From where I sit, the teams that will win here are the ones building the internal capability to benchmark rigorously, integrate into a broader discovery stack, and swap tools as the field moves.
The model wars are just starting. The real moat is evaluation discipline.
Key takeaways
- Three significant AI drug discovery launches in 90 days: Boltz (open-source, 100,000+ scientists), IsoDDE from Isomorphic (claiming 2x AlphaFold 3), OpenFold3 (federated with five pharma).
- Every benchmark was constructed by the team that built the model. Self-reported wins are the default state of the field.
- The UCL Boltz-2 preprint is a rare example of independent evaluation: useful for fast screening, weak top-100 correlation. The top 100 is exactly where lead selection costs sit.

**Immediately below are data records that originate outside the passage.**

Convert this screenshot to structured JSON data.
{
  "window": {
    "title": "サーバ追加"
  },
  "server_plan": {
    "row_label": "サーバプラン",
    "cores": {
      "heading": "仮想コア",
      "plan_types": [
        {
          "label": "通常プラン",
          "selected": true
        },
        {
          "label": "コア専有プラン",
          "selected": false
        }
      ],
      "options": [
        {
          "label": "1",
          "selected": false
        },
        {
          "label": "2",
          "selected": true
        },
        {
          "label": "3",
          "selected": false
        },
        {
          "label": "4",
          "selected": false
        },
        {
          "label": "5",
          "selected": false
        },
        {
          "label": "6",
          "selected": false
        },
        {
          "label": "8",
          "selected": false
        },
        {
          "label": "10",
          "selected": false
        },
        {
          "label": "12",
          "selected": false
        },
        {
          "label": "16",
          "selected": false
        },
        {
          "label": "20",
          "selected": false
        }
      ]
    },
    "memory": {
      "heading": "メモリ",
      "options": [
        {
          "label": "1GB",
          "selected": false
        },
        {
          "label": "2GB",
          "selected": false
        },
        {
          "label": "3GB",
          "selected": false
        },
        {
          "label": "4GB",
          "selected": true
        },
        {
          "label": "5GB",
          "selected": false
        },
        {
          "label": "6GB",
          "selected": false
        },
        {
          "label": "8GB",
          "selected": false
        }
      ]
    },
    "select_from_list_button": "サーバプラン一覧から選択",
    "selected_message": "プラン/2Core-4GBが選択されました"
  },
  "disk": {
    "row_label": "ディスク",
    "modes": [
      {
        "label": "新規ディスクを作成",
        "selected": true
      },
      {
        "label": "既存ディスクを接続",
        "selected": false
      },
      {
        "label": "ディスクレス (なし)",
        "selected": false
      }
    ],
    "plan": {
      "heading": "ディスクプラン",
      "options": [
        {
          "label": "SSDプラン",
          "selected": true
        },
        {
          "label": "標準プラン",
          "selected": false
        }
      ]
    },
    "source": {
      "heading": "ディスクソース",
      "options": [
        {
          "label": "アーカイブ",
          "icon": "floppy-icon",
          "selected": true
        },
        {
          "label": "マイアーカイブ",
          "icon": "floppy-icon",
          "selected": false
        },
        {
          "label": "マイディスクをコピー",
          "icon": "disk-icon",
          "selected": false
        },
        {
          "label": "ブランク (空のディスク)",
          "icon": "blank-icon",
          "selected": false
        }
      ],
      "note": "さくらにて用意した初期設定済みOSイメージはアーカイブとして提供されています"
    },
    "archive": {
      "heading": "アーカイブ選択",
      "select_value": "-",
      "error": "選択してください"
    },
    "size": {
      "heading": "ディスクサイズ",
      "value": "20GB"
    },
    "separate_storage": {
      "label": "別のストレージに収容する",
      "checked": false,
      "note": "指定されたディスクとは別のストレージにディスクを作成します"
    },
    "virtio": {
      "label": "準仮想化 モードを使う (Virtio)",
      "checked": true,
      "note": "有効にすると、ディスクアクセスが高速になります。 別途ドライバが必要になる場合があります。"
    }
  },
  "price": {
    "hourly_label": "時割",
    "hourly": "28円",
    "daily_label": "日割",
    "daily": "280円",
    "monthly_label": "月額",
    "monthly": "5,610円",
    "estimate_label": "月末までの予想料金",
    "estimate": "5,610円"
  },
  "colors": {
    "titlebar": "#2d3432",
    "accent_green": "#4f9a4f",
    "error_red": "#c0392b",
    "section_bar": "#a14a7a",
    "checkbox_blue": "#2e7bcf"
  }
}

- No external benchmark substitutes for internal validation on your own target classes and historical data. Two academic targets are not your pipeline.
- The teams getting this right embed AI into multi-step discovery stacks (triage → physics refinement → wet-lab confirmation), not standalone demos.
- Open-source, closed-proprietary, and federated represent genuinely different value-capture structures. The architecture choice is a strategic signal.
- Individual models will keep changing. Evaluation discipline is the durable capability. The real moat is internal benchmarking, integration, and tool swap.